1. Du contrôle de la voie publique au contrôle de salubrité

a. La voie et la salubrité publique à travers les rapports quotidiens et les tableaux mensuels

La part de l’activité des commissaires consacrée à la voie publique est considérable. En effet, il y a 30 faits consignés qui sont en relation avec la voie publique, soit 14,7%, sur la totalité des 204 délits constatés sur les rapports quotidiens de janvier, février et mars 1834. Les tableaux mensuels, quant à eux, relatent seulement 6 faits, à savoir 2%, des procès-verbaux qui ont un rapport avec la voie publique. On suppose ainsi que la mauvaise circulation des voitures n’était pas à même de mériter un procès-verbal. Cependant, on constate qu’il y a une part très importante de procès-verbaux qui sont intentés aux personnes commentant des délits compromettant la salubrité publique. En effet, 13,5% des procès-verbaux concernent ces faits. A l’inverse, il n’y a aucun rapport écrit par les commissaires de police sur des délits compromettant la salubrité publique. On peut donc émettre l’hypothèse que les commissaires de police avaient pour principe de ne pas mentionner les délits compromettants la salubrité publique. L’examen des délits qui construisent ces deux catégories pourrait sans doute nous aider à comprendre cet état de choses.

La voie publique comprend plusieurs types de délits. Nous pouvons apprécier leur variété à travers le tableau 13. Tout d’abord, les commissaires de police sont confrontés à la gestion de la circulation des voitures publiques. Plusieurs titres, ou motifs, servent à désigner les délits de circulation. Il y a la mention « voiture publique » qui sert à la fois à désigner un

stationnement gênant508 et la plainte des voyageurs qui trouvent que « les diligences de Nantes

165 compromettent leur sûreté par la surcharge de ces voitures. »509 On trouve également trois « voitures non éclairées » et deux « voitures mal stationnées ». Un autre fait, majoritairement lié à la circulation sur la voie publique, correspond à l’accident. Les commissaires de police ne rapportent pas moins de 14 accidents liés à la circulation de voitures ou d’animaux. Ces faits sont mentionnés soit par « Accidents sur la voie publique »510 soit par « Accident », tout simplement. Par exemple, le commissaire Tribert consigne sur l’un de ses rapports qu’un maçon en haut d’une échelle est tombé mortellement à cause d’une voiture qui l’a percuté. Le commissaire signale également qu’il a connaissance de la personne qui conduisait la voiture. On remarque donc que le commissaire de police souhaite faire une enquête à ce propos. La troisième catégorie de faits concernant la voie publique concerne ce que les commissaires appellent l’« embarras de la voie publique » ou le « refus d’enlever les décombres ». Les animaux constituent, pour terminer, le dernier type d’infraction qui peut entraver la circulation publique. Par exemple, on remarque qu’un homme s’est vu administrer un procès-verbal car il menait son cheval au galop sur la voie. Il est vrai que nombreux sont les accidents causés par les animaux étant donné qu’à cette époque, ils circulaient eux aussi sur la voie publique.
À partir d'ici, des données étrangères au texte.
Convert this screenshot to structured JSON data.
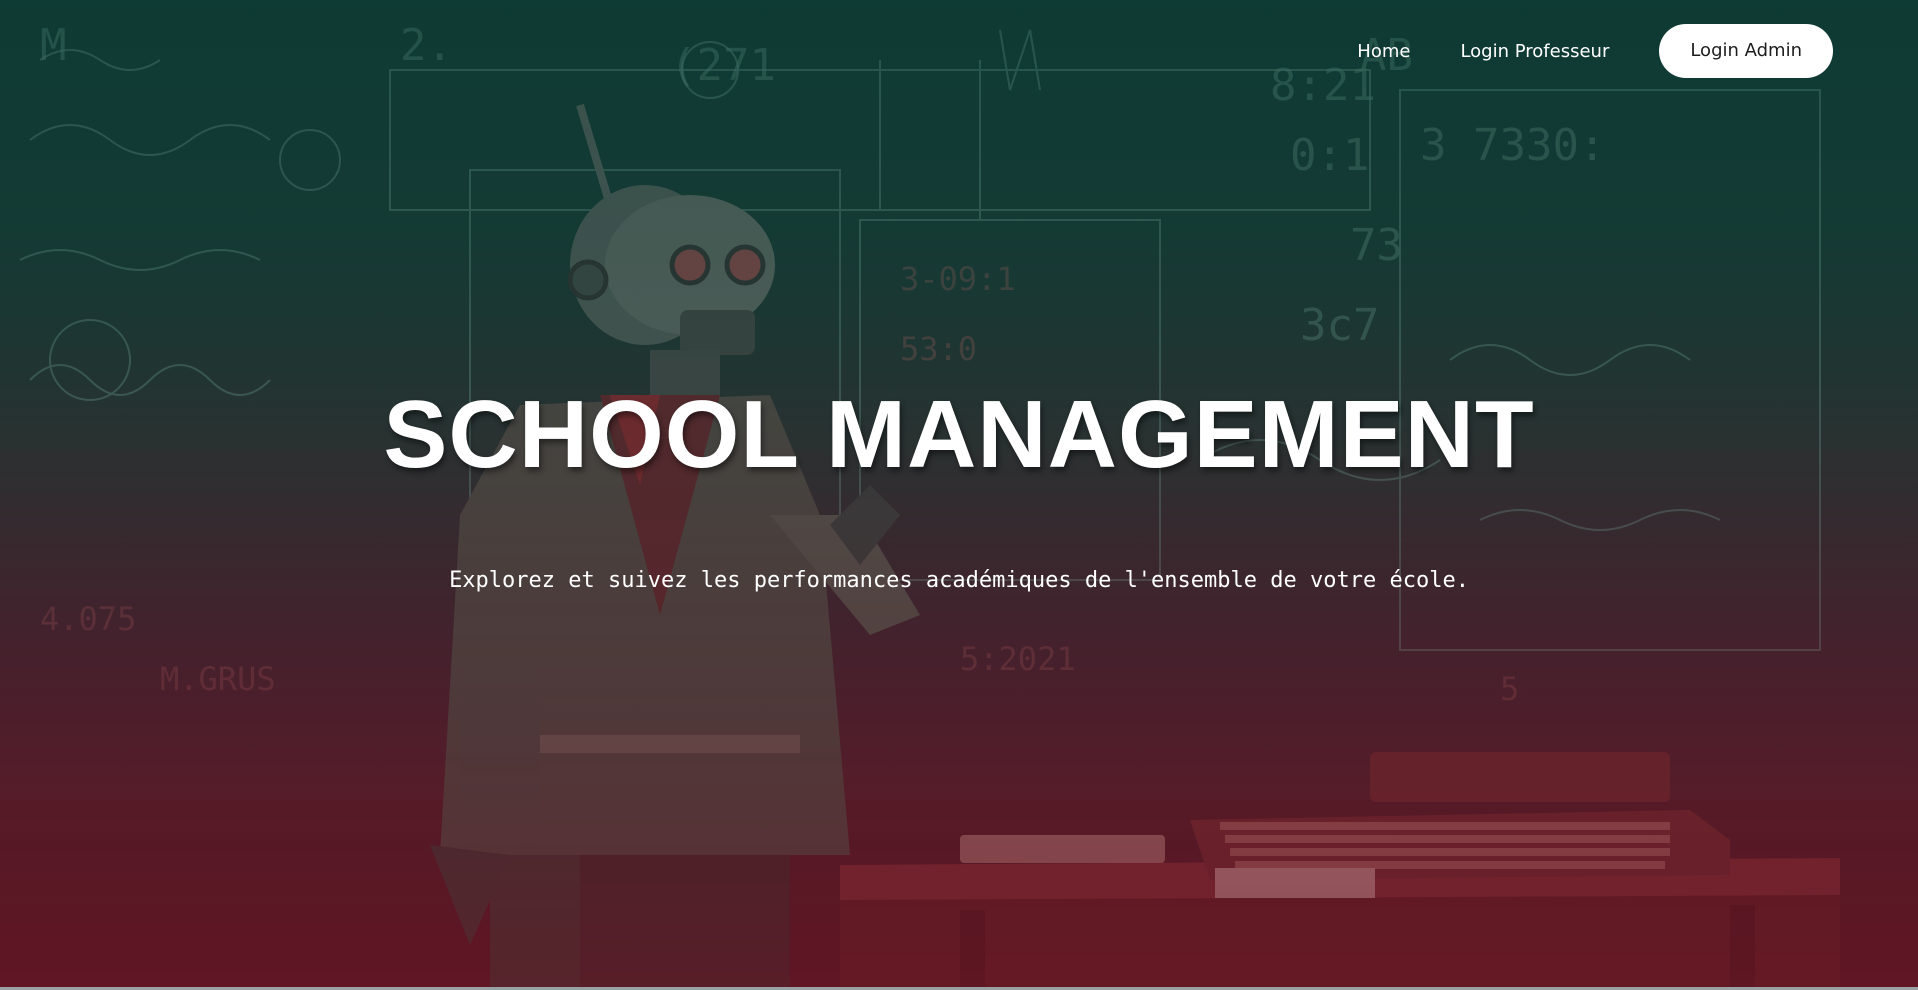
{
  "nav": {
    "home_label": "Home",
    "prof_label": "Login Professeur",
    "admin_label": "Login Admin"
  },
  "hero": {
    "title": "SCHOOL MANAGEMENT",
    "subtitle": "Explorez et suivez les performances académiques de l'ensemble de votre école."
  },
  "colors": {
    "top": "#103a34",
    "bottom": "#5a1a26",
    "button_bg": "#ffffff",
    "button_text": "#1d1d1d"
  }
}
Les animaux nous amènent, tout naturellement, à analyser la question de la salubrité publique. On constate, par exemple, que les commissaires de police ont intenté un procès-verbal à 17 personnes différentes car celles-ci avaient « nourri et élevé des porcs en ville malgré l’incitation qui leur a été donnée de s’en défaire. »511 Ils écopent chacun de 2 francs d’amende. La question de la salubrité, on l’a vu, importait beaucoup dans les tableaux mensuels de procès- verbaux. Le jet, par la fenêtre, d’un pot rempli d’un liquide « sale » fait l’objet d’une mesure de répression importante. En effet, 37,5 % des objets en lien avec la salubrité concernent le « jet », par la fenêtre, d’eau sale et de matières organiques humaines et font l’objet, nous l’avons vu, d’une contravention généralement équivalente à 1 franc. Celle-ci peut être plus importante, de l’ordre de 3 francs, quand un passant reçoit le contenu du pot sur la tête512. Il y a également le problème non négligeable des immondices, des latrines non ou mal vidangées. Quant à la mention « salubrité contravention » qui correspond à la traduction devant le simple tribunal de police de deux personnes qui fait suite à la mesure du maire du 29 février 1832 sur les mesures de salubrité, mesure, nous n’avons pu malheureusement retrouver. En outre, si les mesures de salubrité font l’objet de procès-verbaux, ce n’est plus le cas à partir de 1870. Jean-François

509 ADR : 4M34 : Rapport quotidien, du 1er au 2 mars 1834.

510 ADR : 4M34 : Rapport quotidien, du 18 au 19 février1834.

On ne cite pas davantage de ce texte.